My main was fillet of wild halibut with salsify, wild garlic and cockle stew and a monkfish cheek fritter. The fish was tasty, but the fritter, while having a wonderfully crispy carapace, was slightly tough inside. The salsify was sweet and lovely and the rich cream sauce was nicely lifted with the freshness from the dill, cockles and garlic. I particularly enjoyed the way that the light and delicate flavours came together to create a hearty plate of food.
The Ewing had Hornsea crab, with niçoise salad and brown crab 'sticks'. The crab was plentiful, but was let down by the proliferation of shell. Even when carefully picked shell is an accepted hazard in crab dishes, but four or five pieces, including the top of a claw is disappointing in a dish costing nearly twenty pounds. The crab sticks were fun, crispy pastry with nuggets of brown meat, and the niçoise salad added a nice flavour punch.
For desert I chose the Yorkshire rhubarb trifle with ginger wine and parkin. This was standout dish of the day. Mounds of sweet cream, sharp, tangy rhubarb, sticky parkin and smooth custard. Topped with the the nutty crunch of bright green pistachio this was a glorious bowl of spicy, fruity, gooey loveliness.
The Ewing went for the chocolate tasting plate, an assortment of different mini choc-based deserts. This was a bit of a mixed bag; highlights included a gorgeous white chocolate and raspberry creme brulee and a smooth chocolate sorbet. The coffee mousse was light, but the chocolate layers had set too hard to eat easily and a chocolate cone contained a lovely layer of sponge and orange jelly, but might have been better without the heavy ganache filling.

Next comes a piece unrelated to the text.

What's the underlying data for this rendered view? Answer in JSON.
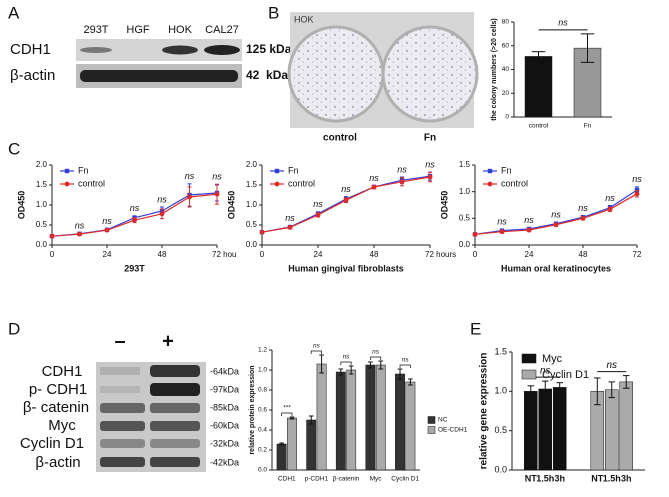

The Pipe and Glass is clearly a popular pub; when we visited on a Wednesday lunchtime there wasn't a free seat in the large dining room and conservatory, and plenty of people were drinking in the lounge and beer garden. Service was friendly, but seemed absent and a bit rushed on occasions. The menu is inventive and interesting, and the food was, in the most part, tasty and well judged. I liked seeing the use of local ingredients and there is even a small 'shop' area in the restaurant with various condiments and chocolates for sale.
While eating lunch I saw some lovely big steak sandwiches, piled high with crispy onions, leaving the kitchen. On my next visit to this lovely part of the country I think I'd be quite happy with a pint and a sarnie in the cosy bar area, accompanied by a big bowl of that marvelous trifle for afters.